The Festival was last held in 1985, the year Peach's hit play ran. How the West Was Fun! has gone on to be produced by theatre companies from as far away as Illinois.
Peach has written 22 plays. His ingenious Scams of Scapin was one of the big hits of the Sedona theatre season last summer. He has won grants from the Arizona Commission on the Arts for his writing. Seven of his plays have seen production.

How the West Was Fun! is a parody on the musical western genre. It is directed by Tobias Hardy a Vancouver, B.C. native.

The cast includes Garrison Bailey, Jason Gerau, Roberta Lairson, Ron Richie, and Bill Frank. Peach has revised the script since 1985, and if Scams of Scapin is any indication it should be charmingly hilarious.

Additionally, the performance space, the work barn at El Rojo Grande Ranch, will provide a marvelous ambiance.

How the West Was Fun!
opens on July 6 and runs for 12 performance through the 29th. Tickets can be purchased by calling ARTS at 204-2064.

NAU Summer Arts 2000

NAU Summer Arts 2000 kicks off its season June 22 with its production of Galileo.
Written by Bertold Brecht, Galileo tells the story of historic figure Galileo Galilei, with California actor Matt Henerson portraying the legendary renaissance man.

Other cast members include Clifford E. White, Bob Yowell, Richard Brandt, and Nancy Noble. It will be directed by Summer Arts 2000 Artistic Director Rick Davis.

Galileo is followed by Atomic Bombers, which is written by Russell Vandenbroucke.
Atomic Bombers presents a comic look at the men and women behind the H Bomb. Chicago actor Rod Gnapp plays the lead character, Nobel Prize winning physicist Richard Feynman. Atomic Bombers will be directed by its creator, playwright Russell Vandenbroucke.

Galileo previews on June 22 and 23, opens on the 24th, and runs through July 9th. Atomic Bombers previews on July 14, opens on the 15 and will run through July 23. Tickets can be purchased through the NAU central ticket Office 520-523-5661 or 1-800-520-7214.

Fourth of July Celebration

The July 4th holiday weekend brings us the premiere of Brent Michael Davids' Guardians of the Canyon, a piece written especially for this event.

The Grand Canyon Music Festival was chosen from many organizations to represent the state of Arizona as the recipient of the Continental Harmony Award for the millennium. There is one piece being written for each of the 50 states, all of which are set to premiere on July 4, 2000.

The American Composers Forum and the National Endowment for the Arts launched the historic initiative, with Continental Harmony, to link rural and under-served communities with composers, to celebrate the millennium with new musical works.
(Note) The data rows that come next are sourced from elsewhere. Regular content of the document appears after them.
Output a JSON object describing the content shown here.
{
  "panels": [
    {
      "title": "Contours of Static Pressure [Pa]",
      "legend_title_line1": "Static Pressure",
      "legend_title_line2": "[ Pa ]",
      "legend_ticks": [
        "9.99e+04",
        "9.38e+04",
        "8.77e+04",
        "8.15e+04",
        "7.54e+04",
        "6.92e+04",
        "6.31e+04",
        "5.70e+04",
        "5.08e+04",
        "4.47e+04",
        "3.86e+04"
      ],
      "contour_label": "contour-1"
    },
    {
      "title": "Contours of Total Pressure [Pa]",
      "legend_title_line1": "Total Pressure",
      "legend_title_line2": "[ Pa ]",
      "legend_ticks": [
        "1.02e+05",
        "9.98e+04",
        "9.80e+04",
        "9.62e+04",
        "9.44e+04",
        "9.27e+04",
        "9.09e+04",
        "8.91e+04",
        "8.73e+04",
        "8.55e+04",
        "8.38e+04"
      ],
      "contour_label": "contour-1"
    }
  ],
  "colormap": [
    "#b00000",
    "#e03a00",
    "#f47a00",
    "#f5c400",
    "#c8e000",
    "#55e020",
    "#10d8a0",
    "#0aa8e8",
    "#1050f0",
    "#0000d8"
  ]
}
This Award, which is underwritten by the Rockefeller and Knight Foundations, is an official White House millennium project.

Brent Michael Davids was selected to create an original piece of music to represent the state of Arizona. A member of the Mohican Nation, he is a classically trained composer who combines that training with the philosophies and music of his and other indigenous cultures.
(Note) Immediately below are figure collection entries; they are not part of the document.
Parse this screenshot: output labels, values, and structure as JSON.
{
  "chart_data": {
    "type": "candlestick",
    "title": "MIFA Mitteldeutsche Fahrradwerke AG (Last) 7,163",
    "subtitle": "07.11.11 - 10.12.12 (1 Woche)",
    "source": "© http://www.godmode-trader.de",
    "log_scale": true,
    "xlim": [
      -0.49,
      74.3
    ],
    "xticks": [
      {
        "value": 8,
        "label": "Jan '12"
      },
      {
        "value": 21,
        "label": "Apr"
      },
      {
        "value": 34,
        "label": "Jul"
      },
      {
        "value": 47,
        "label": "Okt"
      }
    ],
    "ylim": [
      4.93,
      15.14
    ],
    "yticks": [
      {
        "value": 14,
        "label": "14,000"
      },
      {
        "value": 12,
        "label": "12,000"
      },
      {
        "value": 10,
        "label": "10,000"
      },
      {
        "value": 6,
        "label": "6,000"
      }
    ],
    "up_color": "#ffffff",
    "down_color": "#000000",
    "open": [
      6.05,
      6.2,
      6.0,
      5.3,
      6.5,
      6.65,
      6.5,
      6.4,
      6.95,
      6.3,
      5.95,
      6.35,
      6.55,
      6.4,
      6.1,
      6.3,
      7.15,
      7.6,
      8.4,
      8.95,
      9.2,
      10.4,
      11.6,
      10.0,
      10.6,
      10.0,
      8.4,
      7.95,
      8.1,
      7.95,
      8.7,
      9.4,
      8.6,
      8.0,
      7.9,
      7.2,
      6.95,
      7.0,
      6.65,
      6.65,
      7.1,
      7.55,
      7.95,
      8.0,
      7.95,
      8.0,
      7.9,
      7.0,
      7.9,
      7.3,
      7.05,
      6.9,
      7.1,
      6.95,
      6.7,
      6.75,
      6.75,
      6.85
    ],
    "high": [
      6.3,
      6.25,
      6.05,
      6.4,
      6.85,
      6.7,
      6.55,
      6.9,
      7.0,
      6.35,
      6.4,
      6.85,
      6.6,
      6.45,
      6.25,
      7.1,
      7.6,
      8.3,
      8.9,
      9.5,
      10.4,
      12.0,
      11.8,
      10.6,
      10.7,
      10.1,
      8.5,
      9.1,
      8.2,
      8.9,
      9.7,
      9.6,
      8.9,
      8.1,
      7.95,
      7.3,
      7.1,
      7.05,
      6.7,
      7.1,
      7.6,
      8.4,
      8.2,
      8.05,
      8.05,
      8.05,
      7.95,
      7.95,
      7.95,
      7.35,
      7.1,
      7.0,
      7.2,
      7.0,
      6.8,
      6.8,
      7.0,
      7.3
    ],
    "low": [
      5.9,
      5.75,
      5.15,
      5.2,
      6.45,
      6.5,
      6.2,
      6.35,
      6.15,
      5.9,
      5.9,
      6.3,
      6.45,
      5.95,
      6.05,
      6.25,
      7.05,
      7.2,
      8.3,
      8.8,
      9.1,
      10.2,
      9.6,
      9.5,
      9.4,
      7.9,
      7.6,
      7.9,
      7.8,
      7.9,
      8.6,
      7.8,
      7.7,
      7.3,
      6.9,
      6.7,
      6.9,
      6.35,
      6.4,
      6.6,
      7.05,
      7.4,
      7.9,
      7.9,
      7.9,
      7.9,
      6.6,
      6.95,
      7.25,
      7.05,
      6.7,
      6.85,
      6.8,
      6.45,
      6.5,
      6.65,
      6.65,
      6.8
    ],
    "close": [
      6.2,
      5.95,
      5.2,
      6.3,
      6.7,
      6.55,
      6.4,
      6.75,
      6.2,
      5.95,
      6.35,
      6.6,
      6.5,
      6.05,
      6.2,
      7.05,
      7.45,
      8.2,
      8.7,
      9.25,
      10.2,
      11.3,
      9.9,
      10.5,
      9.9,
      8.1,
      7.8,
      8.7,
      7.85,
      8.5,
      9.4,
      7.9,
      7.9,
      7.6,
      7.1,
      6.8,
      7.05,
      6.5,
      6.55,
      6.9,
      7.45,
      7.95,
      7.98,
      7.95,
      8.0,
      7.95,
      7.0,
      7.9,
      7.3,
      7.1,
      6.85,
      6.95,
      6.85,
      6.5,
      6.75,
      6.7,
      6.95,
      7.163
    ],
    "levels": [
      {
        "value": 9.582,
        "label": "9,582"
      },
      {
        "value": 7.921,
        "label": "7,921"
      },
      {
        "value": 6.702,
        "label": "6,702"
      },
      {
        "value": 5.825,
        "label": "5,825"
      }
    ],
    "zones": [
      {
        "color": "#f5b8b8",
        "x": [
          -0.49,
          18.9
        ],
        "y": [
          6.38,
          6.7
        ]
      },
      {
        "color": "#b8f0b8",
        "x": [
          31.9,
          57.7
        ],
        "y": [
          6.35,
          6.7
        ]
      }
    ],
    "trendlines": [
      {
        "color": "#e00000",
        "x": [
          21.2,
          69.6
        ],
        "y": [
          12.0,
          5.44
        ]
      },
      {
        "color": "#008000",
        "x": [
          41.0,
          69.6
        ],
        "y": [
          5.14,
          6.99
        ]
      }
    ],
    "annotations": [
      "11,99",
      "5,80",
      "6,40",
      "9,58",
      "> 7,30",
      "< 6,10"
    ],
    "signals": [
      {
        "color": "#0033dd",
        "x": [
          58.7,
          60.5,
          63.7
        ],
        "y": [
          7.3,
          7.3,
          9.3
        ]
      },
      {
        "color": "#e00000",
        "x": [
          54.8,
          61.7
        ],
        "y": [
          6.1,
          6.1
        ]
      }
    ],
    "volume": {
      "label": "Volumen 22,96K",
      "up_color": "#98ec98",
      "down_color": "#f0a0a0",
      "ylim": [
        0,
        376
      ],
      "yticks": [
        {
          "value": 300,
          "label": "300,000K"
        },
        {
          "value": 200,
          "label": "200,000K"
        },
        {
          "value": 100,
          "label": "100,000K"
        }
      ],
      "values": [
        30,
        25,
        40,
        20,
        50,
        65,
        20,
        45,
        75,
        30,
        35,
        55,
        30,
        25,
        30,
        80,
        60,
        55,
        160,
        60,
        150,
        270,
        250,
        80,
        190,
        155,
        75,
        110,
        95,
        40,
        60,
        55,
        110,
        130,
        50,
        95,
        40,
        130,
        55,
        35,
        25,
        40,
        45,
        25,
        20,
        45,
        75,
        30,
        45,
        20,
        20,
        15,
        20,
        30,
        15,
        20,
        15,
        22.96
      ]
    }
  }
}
He composed a piece for four flutes; crystal, metal, clay and wood. "My initial idea is to create a work that evokes the cultures currently living within the Grand Canyon, both human and non human; and to create a spatial sense of being inside the canyon listening to the music," Davids said.

Guardians of the Canyon will be accompanied by Havasupai dancers and will be performed as a concert of music, dance, and words inspired by the environment and diverse cultures of the Grand Canyon.

Grand Theatre at The Canyon

There will also be a performance of The Tramp and the Roughrider at the Grand Canyon on July 3rd. This meeting of the minds relives the meeting between conservationist John Muir and Theodore Roosevelt at Yosemite National Park in May, 1903.

Lee Stetson will portray John Muir and Doug Brennan plays Theodore Roosevelt. The performance takes place at the Shrine of the Ages auditorium at 7:30 pm. Tickets for either of these events can be purchased through the Grand Canyon Music Festival at 520-638-9215.